The formula explained
Each unit has a fixed conversion factor to SI (metres per second). The conversion is purely linear in two steps. Step 1 normalizes to SI: \(v_{\text{SI}} = \text{speedValue} \times \text{factor(inputUnit)}\). Step 2 converts SI to each target unit: \(\text{value\_in\_unit} = v_{\text{SI}} / \text{factor(targetUnit)}\). Combined:
$$\text{value} = \text{speedValue} \times \frac{\text{factor(inputUnit)}}{\text{factor(targetUnit)}}$$
Key factors (to m/s): \(\text{km/h} = 1/3.6\), \(\text{fps} = 0.3048\), \(\text{mph} = 0.44704\), \(\text{knot} = 1852/3600\), speed of sound \(\approx 331.5\), speed of light \(= 299792458\).
Worked example
Input: 1 km/h.
$$v_{\text{SI}} = 1 \times 0.277777\ldots = 0.277777\ldots \text{ m/s}$$
Then:
$$\text{asMetrePerSecond} = 0.277778$$
$$\text{asFeetPerSecond} = \frac{0.277778}{0.3048} = 0.911344$$
$$\text{asMilesPerHour} = \frac{0.277778}{0.44704} = 0.621371$$
$$\text{asKnots} = \frac{0.277778}{0.514444} = 0.539957$$
These reproduce the standard conversion table for 1 km/h.
FAQ
Does Mach depend on temperature?
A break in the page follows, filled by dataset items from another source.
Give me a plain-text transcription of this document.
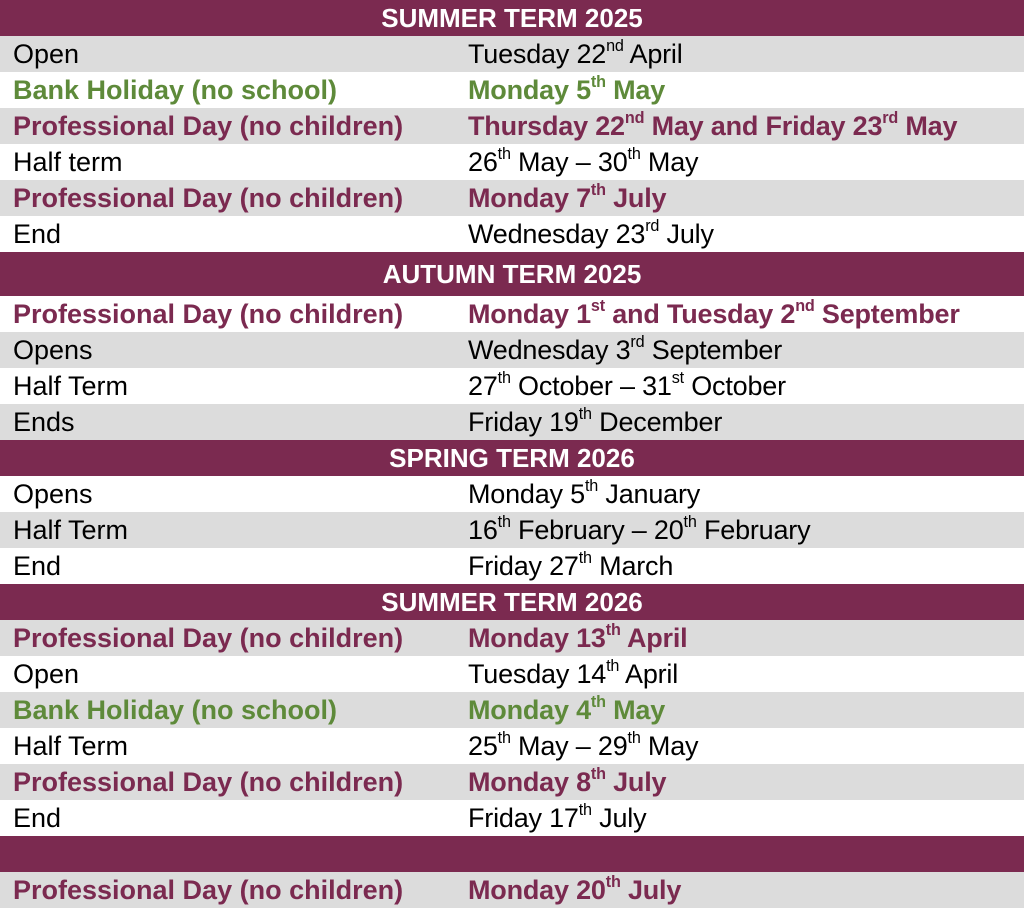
SUMMER TERM 2025
Open	Tuesday 22nd April
Bank Holiday (no school)	Monday 5th May
Professional Day (no children)	Thursday 22nd May and Friday 23rd May
Half term	26th May – 30th May
Professional Day (no children)	Monday 7th July
End	Wednesday 23rd July
AUTUMN TERM 2025
Professional Day (no children)	Monday 1st and Tuesday 2nd September
Opens	Wednesday 3rd September
Half Term	27th October – 31st October
Ends	Friday 19th December
SPRING TERM 2026
Opens	Monday 5th January
Half Term	16th February – 20th February
End	Friday 27th March
SUMMER TERM 2026
Professional Day (no children)	Monday 13th April
Open	Tuesday 14th April
Bank Holiday (no school)	Monday 4th May
Half Term	25th May – 29th May
Professional Day (no children)	Monday 8th July
End	Friday 17th July
Professional Day (no children)	Monday 20th July
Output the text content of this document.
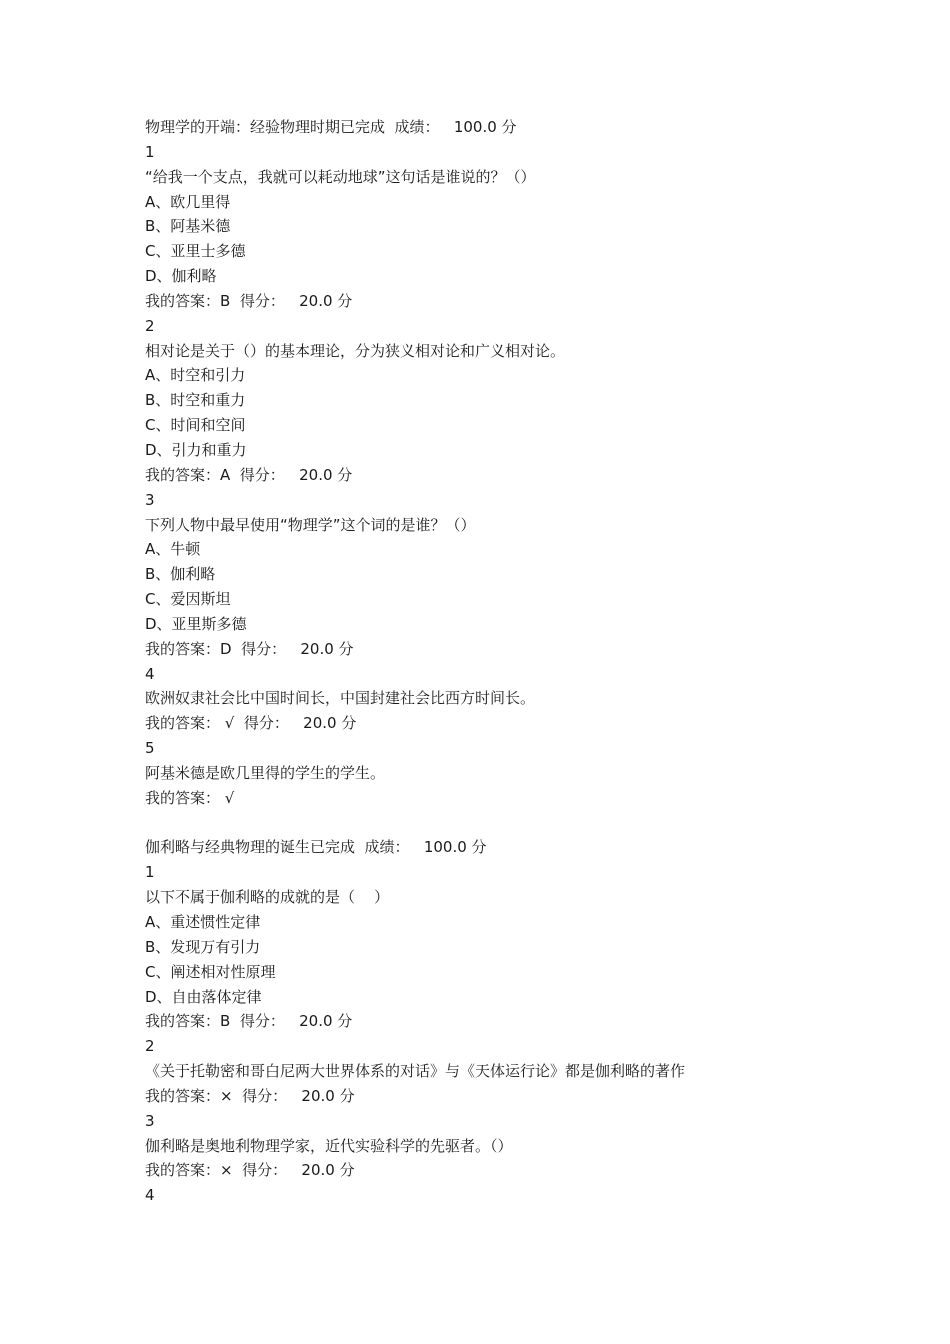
物理学的开端：经验物理时期已完成  成绩：   100.0 分
1
“给我一个支点，我就可以耗动地球”这句话是谁说的？（）
A、欧几里得
B、阿基米德
C、亚里士多德
D、伽利略
我的答案：B  得分：   20.0 分
2
相对论是关于（）的基本理论，分为狭义相对论和广义相对论。
A、时空和引力
B、时空和重力
C、时间和空间
D、引力和重力
我的答案：A  得分：   20.0 分
3
下列人物中最早使用“物理学”这个词的是谁？（）
A、牛顿
B、伽利略
C、爱因斯坦
D、亚里斯多德
我的答案：D  得分：   20.0 分
4
欧洲奴隶社会比中国时间长，中国封建社会比西方时间长。
我的答案： √  得分：   20.0 分
5
阿基米德是欧几里得的学生的学生。
我的答案： √
伽利略与经典物理的诞生已完成  成绩：   100.0 分
1
以下不属于伽利略的成就的是（    ）
A、重述惯性定律
B、发现万有引力
C、阐述相对性原理
D、自由落体定律
我的答案：B  得分：   20.0 分
2
《关于托勒密和哥白尼两大世界体系的对话》与《天体运行论》都是伽利略的著作
我的答案：×  得分：   20.0 分
3
伽利略是奥地利物理学家，近代实验科学的先驱者。（）
我的答案：×  得分：   20.0 分
4
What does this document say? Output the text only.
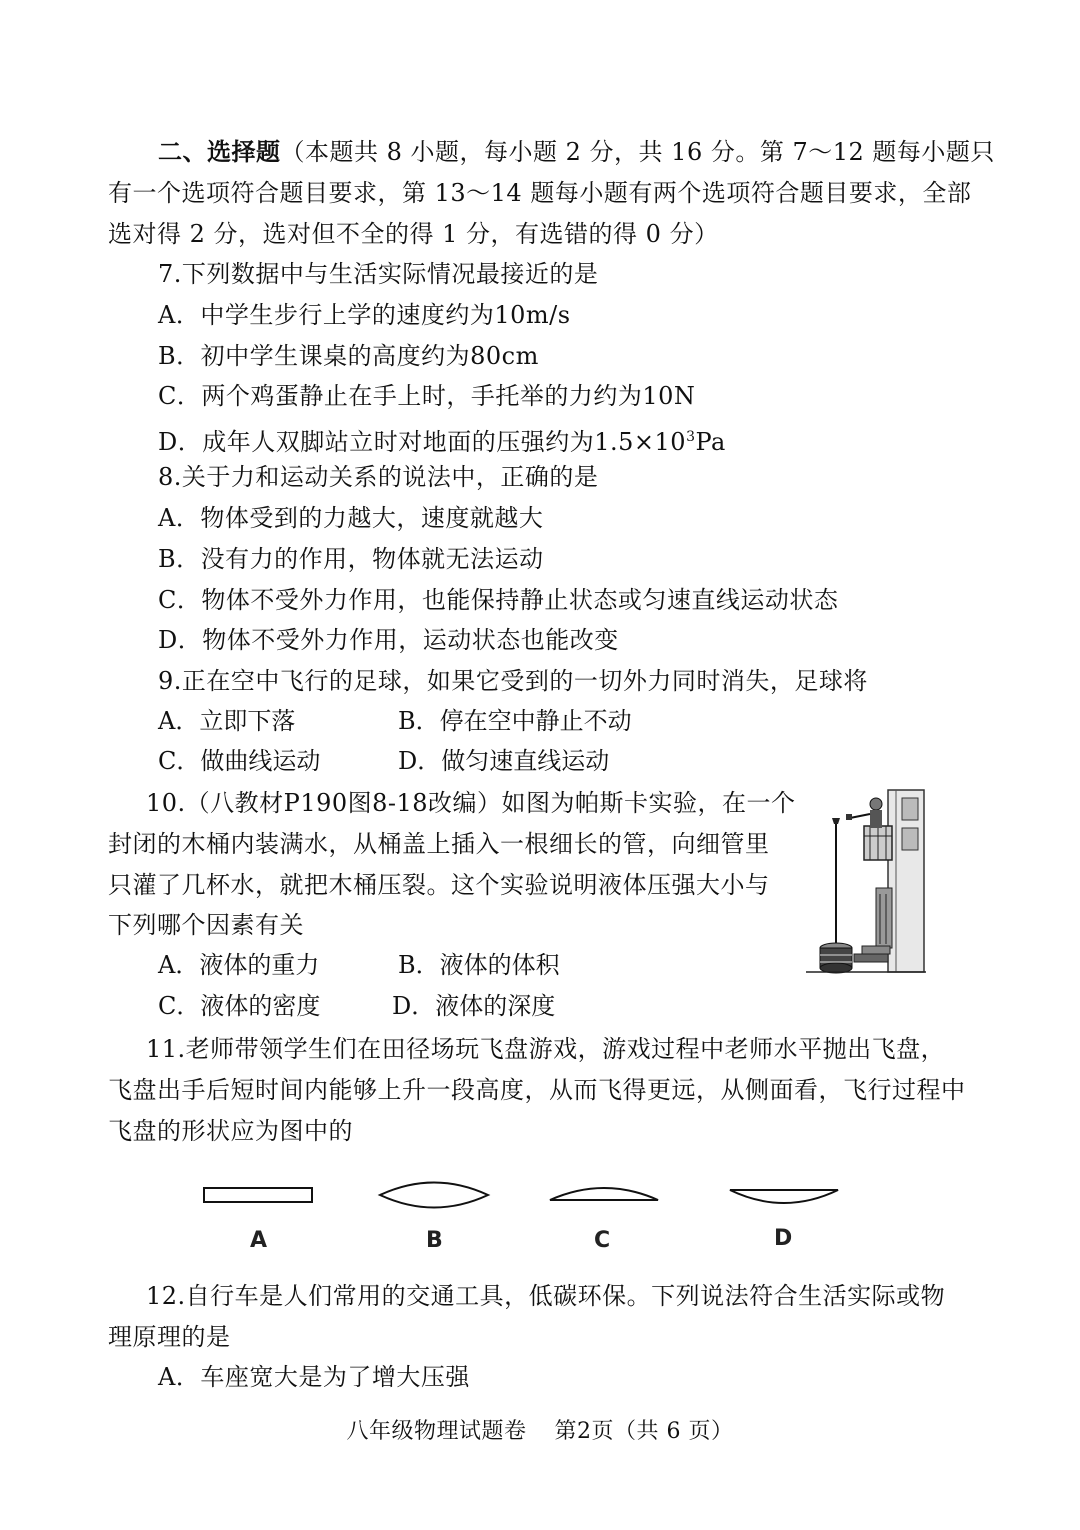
二、选择题（本题共 8 小题，每小题 2 分，共 16 分。第 7～12 题每小题只
有一个选项符合题目要求，第 13～14 题每小题有两个选项符合题目要求，全部
选对得 2 分，选对但不全的得 1 分，有选错的得 0 分）
7.下列数据中与生活实际情况最接近的是
A．中学生步行上学的速度约为10m/s
B．初中学生课桌的高度约为80cm
C．两个鸡蛋静止在手上时，手托举的力约为10N
D．成年人双脚站立时对地面的压强约为$1.5\times 10^3Pa$
8.关于力和运动关系的说法中，正确的是
A．物体受到的力越大，速度就越大
B．没有力的作用，物体就无法运动
C．物体不受外力作用，也能保持静止状态或匀速直线运动状态
D．物体不受外力作用，运动状态也能改变
9.正在空中飞行的足球，如果它受到的一切外力同时消失，足球将
A．立即下落	B．停在空中静止不动
C．做曲线运动	D．做匀速直线运动
10.（八教材P190图8-18改编）如图为帕斯卡实验，在一个
封闭的木桶内装满水，从桶盖上插入一根细长的管，向细管里
只灌了几杯水，就把木桶压裂。这个实验说明液体压强大小与
下列哪个因素有关
A．液体的重力	B．液体的体积
C．液体的密度	D．液体的深度
11.老师带领学生们在田径场玩飞盘游戏，游戏过程中老师水平抛出飞盘，
飞盘出手后短时间内能够上升一段高度，从而飞得更远，从侧面看，飞行过程中
飞盘的形状应为图中的
A	B	C	D
12.自行车是人们常用的交通工具，低碳环保。下列说法符合生活实际或物
理原理的是
A．车座宽大是为了增大压强
八年级物理试题卷 第2页（共 6 页）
Yes. The real speed of sound varies with air temperature, pressure and altitude. This tool uses a fixed reference of about \(331.5\) m/s (dry air near 0°C), so Mach values are approximate.
Is the speed of light exact? Yes, the speed of light in vacuum is defined exactly as \(299{,}792{,}458\) m/s in SI.
Can I enter negative speeds? Mathematically yes — the scaling is linear, so a negative input simply produces negative outputs, though negative speed is physically unusual.